Enough with the “nots.” We were all taught it’s better to state things in the affirmative, so here goes:
Everyone developing, reporting, and producing news or marketing for news—on any platform—needs a new and acute sensitivity to when a story is running out of gas.
Everyone must know it can happen faster than ever before—mostly because of digital media. But also because of the proliferation of network, cable, and local news.
It’s not enough to say something’s a “good story”—so we’ll just keep running it. A story needs nurturing to keep it alive. Or, it needs to go away. Up-or-out should be the prevailing editorial mindset as the day progresses—and more newscasts air, more topicals get produced, and more digital media gets posted.
This overarching theme has one giant downfall—DUMPING A BIG STORY TOO EARLY. In other words, a decision is that a big story is getting too old, so we’ll downplay it, or get rid of it, instead of THINKING OF CRITICAL WAYS TO ADVANCE IT.

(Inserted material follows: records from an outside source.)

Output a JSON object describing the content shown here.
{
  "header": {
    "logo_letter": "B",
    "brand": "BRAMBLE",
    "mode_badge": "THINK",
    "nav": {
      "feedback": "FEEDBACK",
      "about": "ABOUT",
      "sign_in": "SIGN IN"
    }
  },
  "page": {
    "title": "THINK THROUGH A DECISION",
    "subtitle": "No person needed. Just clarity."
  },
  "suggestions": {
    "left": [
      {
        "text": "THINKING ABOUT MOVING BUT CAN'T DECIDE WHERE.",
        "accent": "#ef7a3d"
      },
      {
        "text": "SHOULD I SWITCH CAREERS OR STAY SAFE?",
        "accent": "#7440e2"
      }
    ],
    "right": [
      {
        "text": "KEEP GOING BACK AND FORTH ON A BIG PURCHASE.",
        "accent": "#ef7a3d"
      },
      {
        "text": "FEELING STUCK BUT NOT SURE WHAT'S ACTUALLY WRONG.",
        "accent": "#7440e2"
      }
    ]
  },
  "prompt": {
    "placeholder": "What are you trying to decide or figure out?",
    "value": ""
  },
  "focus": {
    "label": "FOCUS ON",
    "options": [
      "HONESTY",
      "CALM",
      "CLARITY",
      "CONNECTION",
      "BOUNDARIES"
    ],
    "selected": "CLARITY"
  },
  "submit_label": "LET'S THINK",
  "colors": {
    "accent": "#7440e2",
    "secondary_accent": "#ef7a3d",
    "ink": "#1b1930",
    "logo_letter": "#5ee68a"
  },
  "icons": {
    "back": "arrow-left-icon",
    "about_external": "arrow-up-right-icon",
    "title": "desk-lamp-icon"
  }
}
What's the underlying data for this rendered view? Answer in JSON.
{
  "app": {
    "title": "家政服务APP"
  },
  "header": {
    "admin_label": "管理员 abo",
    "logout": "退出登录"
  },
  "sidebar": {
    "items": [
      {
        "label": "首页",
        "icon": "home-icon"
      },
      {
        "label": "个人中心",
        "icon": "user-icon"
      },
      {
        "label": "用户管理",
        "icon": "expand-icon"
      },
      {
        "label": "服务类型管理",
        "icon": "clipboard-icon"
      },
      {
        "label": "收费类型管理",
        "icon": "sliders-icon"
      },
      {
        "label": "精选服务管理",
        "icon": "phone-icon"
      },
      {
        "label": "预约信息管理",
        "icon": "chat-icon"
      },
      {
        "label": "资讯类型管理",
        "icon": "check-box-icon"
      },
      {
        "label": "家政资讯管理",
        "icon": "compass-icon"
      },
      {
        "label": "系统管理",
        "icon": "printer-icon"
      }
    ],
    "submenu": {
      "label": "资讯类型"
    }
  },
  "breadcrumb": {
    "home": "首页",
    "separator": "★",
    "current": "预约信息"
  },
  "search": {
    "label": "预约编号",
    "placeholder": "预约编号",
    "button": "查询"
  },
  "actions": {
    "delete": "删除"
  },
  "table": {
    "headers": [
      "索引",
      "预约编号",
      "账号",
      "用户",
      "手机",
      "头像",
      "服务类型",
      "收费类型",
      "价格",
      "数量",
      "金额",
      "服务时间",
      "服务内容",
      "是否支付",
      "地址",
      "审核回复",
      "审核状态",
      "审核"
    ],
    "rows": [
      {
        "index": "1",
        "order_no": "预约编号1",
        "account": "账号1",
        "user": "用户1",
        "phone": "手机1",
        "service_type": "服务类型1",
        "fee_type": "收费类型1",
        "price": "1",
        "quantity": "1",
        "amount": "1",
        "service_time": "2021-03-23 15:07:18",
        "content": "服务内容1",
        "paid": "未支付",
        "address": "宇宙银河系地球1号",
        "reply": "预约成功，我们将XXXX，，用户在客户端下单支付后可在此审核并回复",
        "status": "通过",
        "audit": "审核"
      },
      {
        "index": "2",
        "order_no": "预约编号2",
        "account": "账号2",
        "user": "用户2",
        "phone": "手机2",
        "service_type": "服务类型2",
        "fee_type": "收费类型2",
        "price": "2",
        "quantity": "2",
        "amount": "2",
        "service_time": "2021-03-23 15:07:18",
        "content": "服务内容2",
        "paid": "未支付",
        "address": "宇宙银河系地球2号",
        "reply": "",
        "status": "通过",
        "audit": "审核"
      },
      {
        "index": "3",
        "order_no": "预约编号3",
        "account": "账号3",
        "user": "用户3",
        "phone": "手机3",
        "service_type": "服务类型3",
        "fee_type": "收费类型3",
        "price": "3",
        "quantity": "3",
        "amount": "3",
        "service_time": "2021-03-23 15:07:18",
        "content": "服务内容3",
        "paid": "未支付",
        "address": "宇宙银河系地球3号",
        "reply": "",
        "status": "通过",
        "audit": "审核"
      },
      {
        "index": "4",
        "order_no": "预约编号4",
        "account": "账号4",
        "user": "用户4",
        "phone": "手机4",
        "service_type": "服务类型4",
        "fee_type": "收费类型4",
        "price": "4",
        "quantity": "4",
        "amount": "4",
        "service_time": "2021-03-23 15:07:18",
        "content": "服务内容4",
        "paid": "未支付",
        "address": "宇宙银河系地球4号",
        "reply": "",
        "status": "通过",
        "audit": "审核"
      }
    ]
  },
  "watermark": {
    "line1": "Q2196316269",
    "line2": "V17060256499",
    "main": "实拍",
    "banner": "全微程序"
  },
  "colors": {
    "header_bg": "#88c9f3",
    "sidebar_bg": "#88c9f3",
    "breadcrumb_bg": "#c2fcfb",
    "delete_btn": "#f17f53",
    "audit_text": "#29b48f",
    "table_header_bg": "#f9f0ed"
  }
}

Advancement, digging deeper, investigative angles on big stories is the essential role of the 2015 journalist—and may determine the fate of 6 and 10/11 pm live newscasts. Moving stories forward and finding out details no one else has discovered is what allows Pete Williams, Martha Raddatz, and Brian Ross to garner big pay checks and network newscasts to survive in a world of news ubiquity. They push stories beyond the headlines—and stories stay alive.
Who is your equivalent reporter on a local level? Who in your organization is contributing to the dialogue about where a story is in its LIFESPAN? Who will patrol for stories that are quickly growing old, not being advanced, and headed toward that moment when we should say UP-OR-OUT?
Put this issue on the critical list. All the “nots” on the list are things I’ve witnessed just in the past week. Avoid making the list—and your news brand will be better for it.